Читальный зал
На первую страницуВниз

Аркадий Брязгин родился в 1942 г., детство и юность прошли на Южном Урале. Окончил Челябинский политехнический институт. Приборист, к. т. н. Легкоатлет-десятиборец, чемпион России по полиатлону. Обучает детей математике в Московском детско-юношеском центре экологии, краеведения и туризма. Автор 4-х сборников поэзии. Лауреат фестивалей авторской песни, своим учителем считает Александра Городницкого. В 2000 г. вышел диск «Отвяжись, плохая жизнь» (музыка сына, Александра Брязгина). Победитель поэтических конкурсов СП Москвы. Финалист VI Международного поэтического конкурса «45-й калибр» имени Георгия Яропольского.

 

АРКАДИЙ  БРЯЗГИН

ЛЕТЯЩИЕ НА СВЕТ


Станционные голуби, глухо воркуя, ходили...

Станционные голуби, глухо воркуя, ходили.
Откровенность стремлений их, в целом, казалась резонной.
Бочка с квасом на площади, парочка в автомобиле
оживляли не слишком характер картинки сезонной.
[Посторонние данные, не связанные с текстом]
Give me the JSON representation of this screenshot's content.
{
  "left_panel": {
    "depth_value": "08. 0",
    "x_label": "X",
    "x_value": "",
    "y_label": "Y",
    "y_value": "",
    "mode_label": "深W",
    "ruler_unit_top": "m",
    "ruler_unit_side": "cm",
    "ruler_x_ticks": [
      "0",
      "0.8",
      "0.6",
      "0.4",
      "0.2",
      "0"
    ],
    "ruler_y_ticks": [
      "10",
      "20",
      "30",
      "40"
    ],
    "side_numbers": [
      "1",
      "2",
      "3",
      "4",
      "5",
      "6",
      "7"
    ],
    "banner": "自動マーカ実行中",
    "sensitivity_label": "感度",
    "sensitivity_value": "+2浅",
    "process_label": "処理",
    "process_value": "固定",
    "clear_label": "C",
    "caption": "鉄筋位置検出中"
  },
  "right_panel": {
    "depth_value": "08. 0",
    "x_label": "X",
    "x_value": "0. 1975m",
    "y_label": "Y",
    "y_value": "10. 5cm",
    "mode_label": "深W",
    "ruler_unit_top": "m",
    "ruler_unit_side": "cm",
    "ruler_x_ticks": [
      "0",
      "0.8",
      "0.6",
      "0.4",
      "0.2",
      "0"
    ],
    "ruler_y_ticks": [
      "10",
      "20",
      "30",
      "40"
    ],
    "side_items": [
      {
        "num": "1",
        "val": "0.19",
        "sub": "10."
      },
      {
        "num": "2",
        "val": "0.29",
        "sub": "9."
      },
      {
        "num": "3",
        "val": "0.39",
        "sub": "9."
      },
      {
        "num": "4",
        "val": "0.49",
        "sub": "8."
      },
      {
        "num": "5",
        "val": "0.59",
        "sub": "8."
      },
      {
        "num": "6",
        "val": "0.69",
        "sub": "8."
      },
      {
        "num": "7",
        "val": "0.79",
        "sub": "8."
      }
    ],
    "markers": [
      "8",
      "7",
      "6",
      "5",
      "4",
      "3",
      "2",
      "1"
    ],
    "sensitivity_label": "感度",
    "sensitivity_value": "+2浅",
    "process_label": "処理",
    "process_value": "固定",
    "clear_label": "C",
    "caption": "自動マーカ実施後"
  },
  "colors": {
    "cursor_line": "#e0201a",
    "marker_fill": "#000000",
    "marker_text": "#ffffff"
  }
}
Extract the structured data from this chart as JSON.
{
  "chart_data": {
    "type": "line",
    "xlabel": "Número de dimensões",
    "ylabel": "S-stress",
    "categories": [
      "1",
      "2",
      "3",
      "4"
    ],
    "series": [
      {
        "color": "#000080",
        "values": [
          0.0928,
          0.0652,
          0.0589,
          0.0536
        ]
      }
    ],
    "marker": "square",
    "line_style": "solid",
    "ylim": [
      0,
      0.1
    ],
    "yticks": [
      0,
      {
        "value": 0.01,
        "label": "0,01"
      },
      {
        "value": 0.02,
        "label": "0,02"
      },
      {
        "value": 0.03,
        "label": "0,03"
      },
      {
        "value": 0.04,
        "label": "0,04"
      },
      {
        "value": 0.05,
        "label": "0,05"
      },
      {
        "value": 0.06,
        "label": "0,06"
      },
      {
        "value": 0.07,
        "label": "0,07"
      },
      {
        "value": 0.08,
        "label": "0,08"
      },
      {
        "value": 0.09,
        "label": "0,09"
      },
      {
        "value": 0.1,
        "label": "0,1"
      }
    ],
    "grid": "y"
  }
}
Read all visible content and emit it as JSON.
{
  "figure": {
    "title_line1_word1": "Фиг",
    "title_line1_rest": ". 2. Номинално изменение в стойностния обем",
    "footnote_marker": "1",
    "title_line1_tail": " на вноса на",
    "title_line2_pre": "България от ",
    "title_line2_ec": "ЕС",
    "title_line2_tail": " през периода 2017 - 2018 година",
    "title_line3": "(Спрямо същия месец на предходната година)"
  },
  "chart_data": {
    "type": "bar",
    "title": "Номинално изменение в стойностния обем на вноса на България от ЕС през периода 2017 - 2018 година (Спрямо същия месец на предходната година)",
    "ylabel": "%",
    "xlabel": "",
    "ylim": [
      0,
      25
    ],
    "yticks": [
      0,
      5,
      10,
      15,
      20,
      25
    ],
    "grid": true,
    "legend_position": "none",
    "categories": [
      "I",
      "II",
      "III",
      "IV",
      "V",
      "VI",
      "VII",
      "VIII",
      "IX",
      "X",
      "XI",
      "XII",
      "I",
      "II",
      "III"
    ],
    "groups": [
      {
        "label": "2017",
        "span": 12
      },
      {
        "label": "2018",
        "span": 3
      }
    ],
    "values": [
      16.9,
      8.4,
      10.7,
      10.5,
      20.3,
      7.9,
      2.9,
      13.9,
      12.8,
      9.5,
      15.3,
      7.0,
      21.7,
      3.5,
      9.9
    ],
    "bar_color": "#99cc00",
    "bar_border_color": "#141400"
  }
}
Под мосточком из шпал ручеёк тёк когда-то. Он высох.
Шпалы прежде ещё растащила с прицелом житейским
та мордва, что жила у горы, именуемой Лысой –
по мотивам науке неясным, но вряд ли библейским.

Любопытно и то, что от речки с размерами лужи,
большинство после школы пошло косяком в мореходку.
Ты следил за немногими. Выплыли. Жили не хуже,
из валют мировых признавая лишь женщин и водку...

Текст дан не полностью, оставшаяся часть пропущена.